CVE-2025-8034: 
NixOS vulnerability analysis and mitigation

CVE-2025-8034 is a memory safety vulnerability discovered in Mozilla Firefox and Thunderbird products, disclosed on July 22, 2025. The vulnerability affects multiple versions including Firefox ESR 115.25, Firefox ESR 128.12, Thunderbird ESR 128.12, Firefox ESR 140.0, Thunderbird ESR 140.0, Firefox 140 and Thunderbird 140. This security issue was identified by the Mozilla Fuzzing Team (Mozilla Advisory).

The vulnerability is classified as a memory corruption issue (CWE-119: Improper Restriction of Operations within the Bounds of a Memory Buffer). It received a CVSS v3.1 base score of 8.8 (HIGH) with vector: CVSS:3.1/AV:N/AC:L/PR:N/UI:R/S:U/C:H/I:H/A:H. The bugs showed evidence of memory corruption that could potentially be exploited to run arbitrary code with enough effort (NVD).

The vulnerability could potentially allow attackers to execute arbitrary code on affected systems through memory corruption exploitation.
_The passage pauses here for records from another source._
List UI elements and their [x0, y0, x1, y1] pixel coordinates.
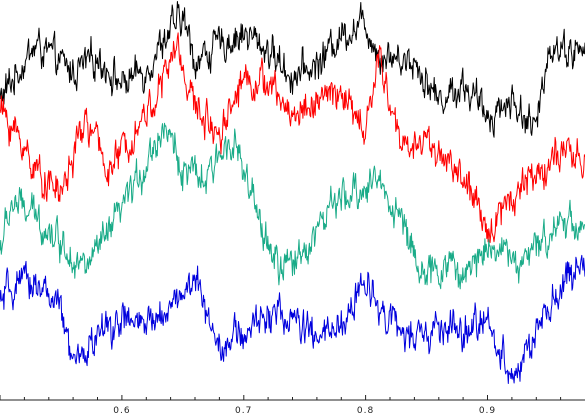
series-line-4 — [0, 254, 585, 384]
series-layer — [0, 1, 585, 384]
x-tick-label: 0.7 — [235, 406, 252, 416]
series-line-3 — [0, 122, 585, 290]
series-line-2 — [0, 32, 585, 243]
x-tick-label: 0.8 — [357, 406, 374, 416]
x-axis: 0.6 0.7 0.8 0.9 — [0, 395, 585, 416]
x-tick-label: 0.6 — [113, 406, 130, 416]
series-line-1 — [0, 1, 585, 138]
x-tick-label: 0.9 — [479, 406, 496, 416]
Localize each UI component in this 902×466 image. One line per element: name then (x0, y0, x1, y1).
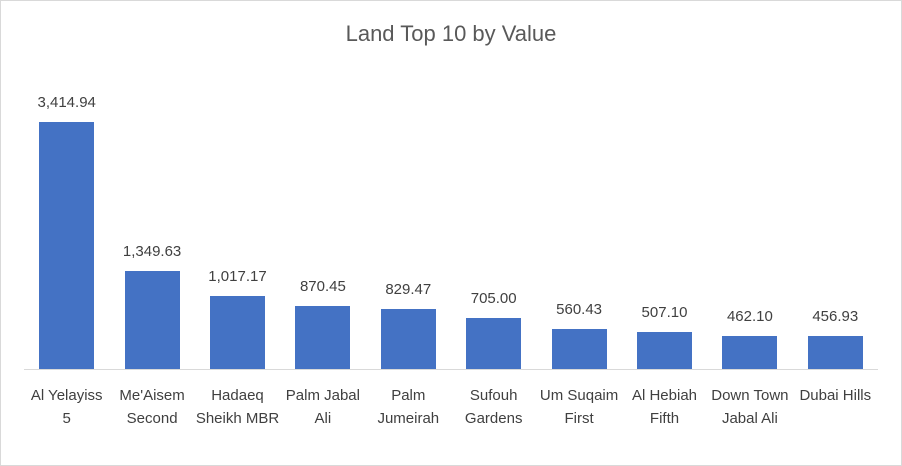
x-tick-label: Al Hebiah Fifth (631, 387, 698, 427)
bar (637, 332, 692, 369)
x-tick-label: Um Suqaim First (539, 387, 619, 427)
value-label: 1,349.63 (122, 243, 182, 261)
value-label: 3,414.94 (37, 94, 96, 112)
value-label: 462.10 (726, 307, 773, 325)
x-tick-label: Me'Aisem Second (119, 387, 185, 427)
value-label: 507.10 (641, 304, 688, 322)
value-label: 829.47 (385, 281, 432, 299)
x-tick-label: Palm Jumeirah (377, 387, 440, 427)
x-axis-line (24, 369, 878, 370)
value-label: 870.45 (299, 278, 346, 296)
value-label: 705.00 (470, 290, 517, 308)
value-label: 560.43 (556, 300, 603, 318)
bar (295, 306, 351, 369)
x-tick-label: Sufouh Gardens (464, 387, 523, 427)
value-label: 456.93 (812, 307, 859, 325)
value-label: 1,017.17 (208, 267, 267, 285)
bar (551, 328, 607, 369)
bar (807, 335, 863, 369)
bar (210, 295, 265, 369)
bar (124, 271, 180, 369)
bar (466, 318, 522, 369)
x-tick-label: Dubai Hills (799, 387, 872, 404)
bar (380, 309, 436, 369)
bar (39, 122, 95, 369)
x-tick-label: Hadaeq Sheikh MBR (195, 387, 280, 427)
chart-title: Land Top 10 by Value (345, 21, 557, 46)
bar (722, 335, 778, 369)
x-tick-label: Down Town Jabal Ali (711, 387, 789, 427)
x-tick-label: Palm Jabal Ali (285, 387, 360, 427)
x-tick-label: Al Yelayiss 5 (30, 387, 103, 427)
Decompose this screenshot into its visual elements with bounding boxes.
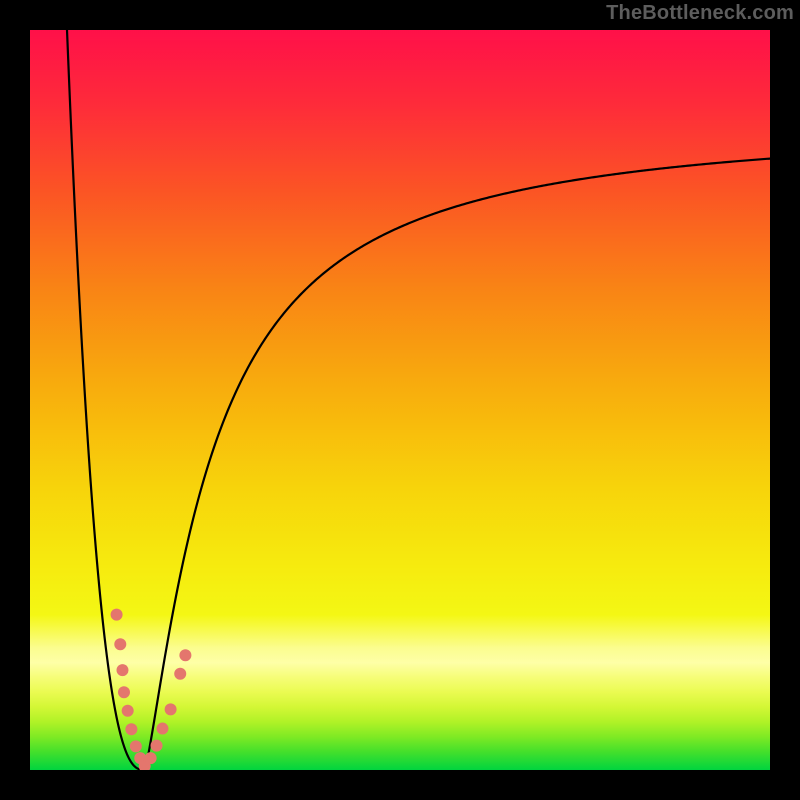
marker-dot [151,740,163,752]
bottleneck-chart [0,0,800,800]
marker-dot [114,638,126,650]
marker-dot [130,740,142,752]
chart-stage: TheBottleneck.com [0,0,800,800]
marker-dot [179,649,191,661]
marker-dot [117,664,129,676]
gradient-panel [30,30,770,770]
marker-dot [156,723,168,735]
watermark-text: TheBottleneck.com [606,2,794,25]
marker-dot [145,752,157,764]
marker-dot [125,723,137,735]
marker-dot [174,668,186,680]
marker-dot [122,705,134,717]
marker-dot [165,703,177,715]
marker-dot [118,686,130,698]
marker-dot [111,609,123,621]
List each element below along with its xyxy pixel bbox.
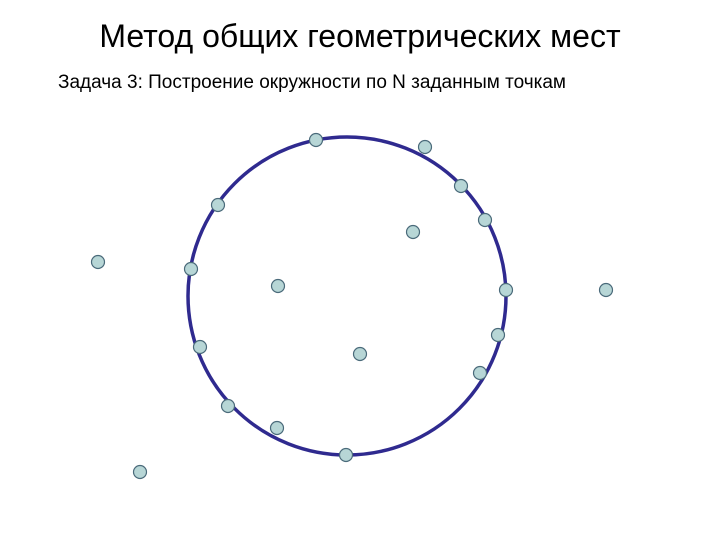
data-point xyxy=(340,449,353,462)
data-point xyxy=(271,422,284,435)
data-point xyxy=(407,226,420,239)
data-point xyxy=(272,280,285,293)
data-point xyxy=(134,466,147,479)
data-point xyxy=(194,341,207,354)
data-point xyxy=(492,329,505,342)
data-point xyxy=(474,367,487,380)
data-point xyxy=(419,141,432,154)
data-point xyxy=(354,348,367,361)
data-point xyxy=(310,134,323,147)
data-point xyxy=(479,214,492,227)
geometric-diagram xyxy=(0,0,720,540)
data-point xyxy=(500,284,513,297)
slide: Метод общих геометрических мест Задача 3… xyxy=(0,0,720,540)
data-point xyxy=(455,180,468,193)
data-point xyxy=(222,400,235,413)
data-point xyxy=(212,199,225,212)
data-point xyxy=(185,263,198,276)
data-point xyxy=(92,256,105,269)
points-group xyxy=(92,134,613,479)
data-point xyxy=(600,284,613,297)
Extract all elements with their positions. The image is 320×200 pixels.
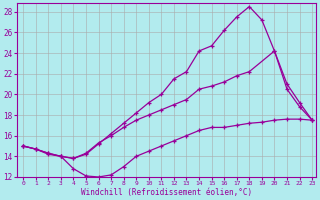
X-axis label: Windchill (Refroidissement éolien,°C): Windchill (Refroidissement éolien,°C): [81, 188, 252, 197]
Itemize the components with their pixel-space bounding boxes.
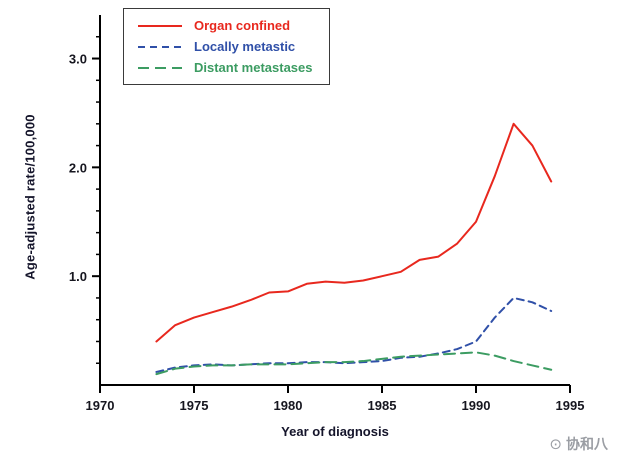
legend-item-distant-metastases: Distant metastases <box>136 60 313 75</box>
svg-text:3.0: 3.0 <box>69 52 87 67</box>
svg-text:1995: 1995 <box>556 398 585 413</box>
legend: Organ confined Locally metastic Distant … <box>123 8 330 85</box>
solid-line-sample-icon <box>138 24 182 27</box>
svg-text:1985: 1985 <box>368 398 397 413</box>
svg-text:1975: 1975 <box>180 398 209 413</box>
watermark-logo-icon: ⊙ <box>549 435 562 453</box>
svg-text:1980: 1980 <box>274 398 303 413</box>
svg-text:1970: 1970 <box>86 398 115 413</box>
watermark-text: 协和八 <box>566 436 608 452</box>
legend-label-distant-metastases: Distant metastases <box>194 60 313 75</box>
x-axis-title: Year of diagnosis <box>281 424 389 439</box>
watermark: ⊙ 协和八 <box>549 434 608 454</box>
svg-text:1990: 1990 <box>462 398 491 413</box>
y-axis-title: Age-adjusted rate/100,000 <box>22 114 38 280</box>
legend-label-organ-confined: Organ confined <box>194 18 291 33</box>
long-dashed-line-sample-icon <box>138 66 182 69</box>
legend-item-locally-metastic: Locally metastic <box>136 39 313 54</box>
svg-text:2.0: 2.0 <box>69 160 87 175</box>
svg-text:1.0: 1.0 <box>69 269 87 284</box>
legend-label-locally-metastic: Locally metastic <box>194 39 296 54</box>
legend-item-organ-confined: Organ confined <box>136 18 313 33</box>
dashed-line-sample-icon <box>138 45 182 48</box>
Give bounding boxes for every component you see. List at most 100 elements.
This poses significant risks to confidentiality, integrity, and availability of the affected systems, as indicated by the high CVSS score (CISA-ADP).

Mozilla has released fixes in Firefox 141, Firefox ESR 115.26, Firefox ESR 128.13, Firefox ESR 140.1, Thunderbird 141, Thunderbird ESR 128.13, and Thunderbird ESR 140.1. Users are advised to update to these versions to mitigate the vulnerability (Mozilla Advisory).